Während einer der Podiumsdiskussionen wurden die Teilnehmer zudem zu den Wirtschaftsaussichten des chinesischen Festlandes befragt: Mehr als 90 Prozent rechneten 2016 mit einem Wachstum von höchstens sieben Prozent. 37,6 Prozent äußerten sich überzeugt, dass die wirtschaftliche Öffnung des Landes sowie Strukturreformen die wichtigsten Wachstumsmotoren für die Wirtschaft auf dem chinesischen Festland seien.

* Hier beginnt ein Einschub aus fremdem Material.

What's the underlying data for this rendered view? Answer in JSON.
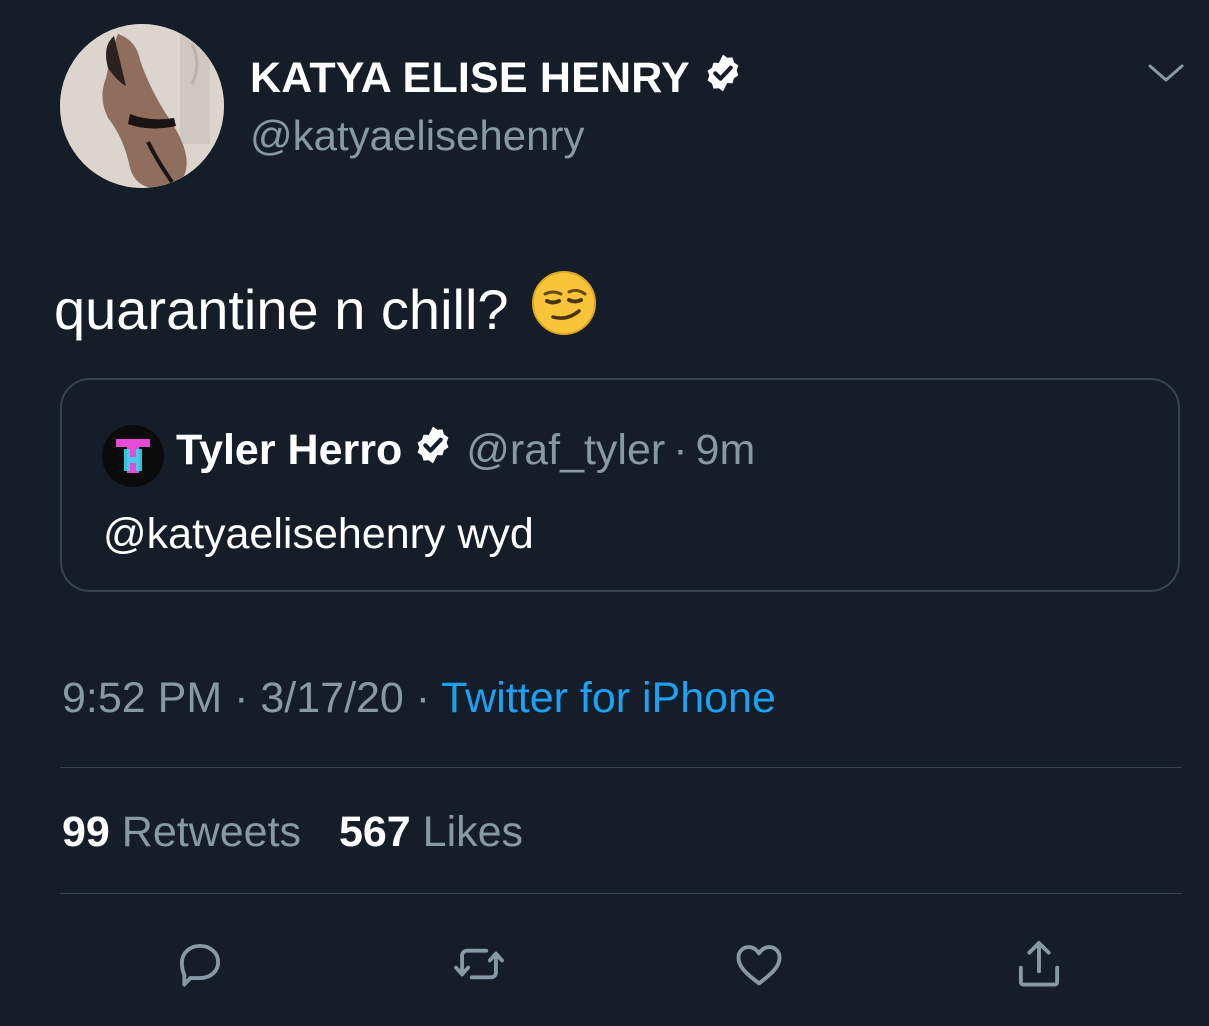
{
  "tweet": {
    "author": {
      "display_name": "KATYA ELISE HENRY",
      "handle": "@katyaelisehenry",
      "verified": true
    },
    "text": "quarantine n chill?",
    "emoji": "smirking-face",
    "quoted": {
      "display_name": "Tyler Herro",
      "handle": "@raf_tyler",
      "separator": "·",
      "time": "9m",
      "text": "@katyaelisehenry wyd"
    },
    "meta": {
      "time": "9:52 PM",
      "date": "3/17/20",
      "separator": "·",
      "source": "Twitter for iPhone"
    },
    "stats": {
      "retweets_count": "99",
      "retweets_label": "Retweets",
      "likes_count": "567",
      "likes_label": "Likes"
    },
    "actions": [
      "reply-icon",
      "retweet-icon",
      "like-icon",
      "share-icon"
    ]
  },
  "colors": {
    "background": "#151d28",
    "secondary_text": "#8899a6",
    "link": "#1da1f2",
    "border": "#38444d"
  }
}
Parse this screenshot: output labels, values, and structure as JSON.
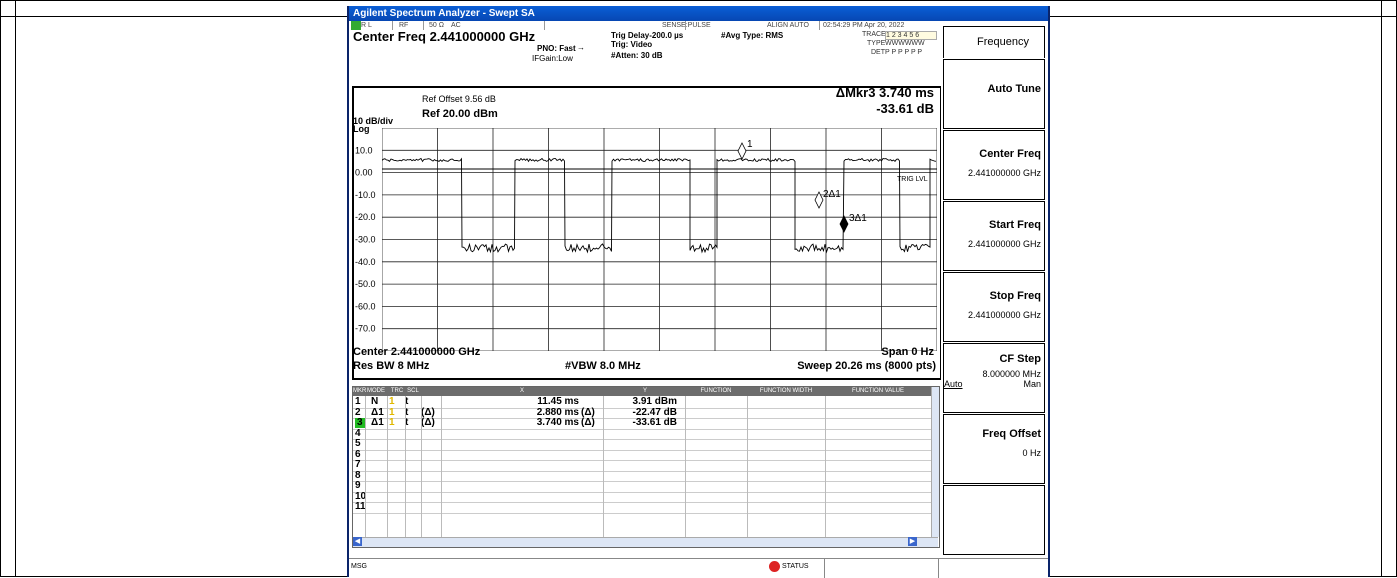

Darauf folgen die Inlandsnachfrage (20,4%), eine proaktive Fiskalpolitik (14,5%) sowie die zügige Urbanisierung (12,1%).

Erstmals fand im Rahmen des AFF ein “Global Investment Summit” statt, das von PwC und Standard & Poor’s gesponsert wurde. Hier standen die globalen Investitionsaussichten und die chinesischen Auslandsinvestitionen im Mittelpunkt. Investitionsmöglichkeiten prüfen konnten die Teilnehmer auch in diesem Jahr bei der “AFF Deal Flow Matchmaking Session”, die vom HKTDC zusammen mit der Hong Kong Venture Capital and Private Equity Association organisiert wurde. Es gab über 570 Meetings für 370 Investitionsprojekte. In der Global Investment Zone konnten sich die Teilnehmer des AFF zusätzlich über Investitionsprojekte in 12 Ländern informieren.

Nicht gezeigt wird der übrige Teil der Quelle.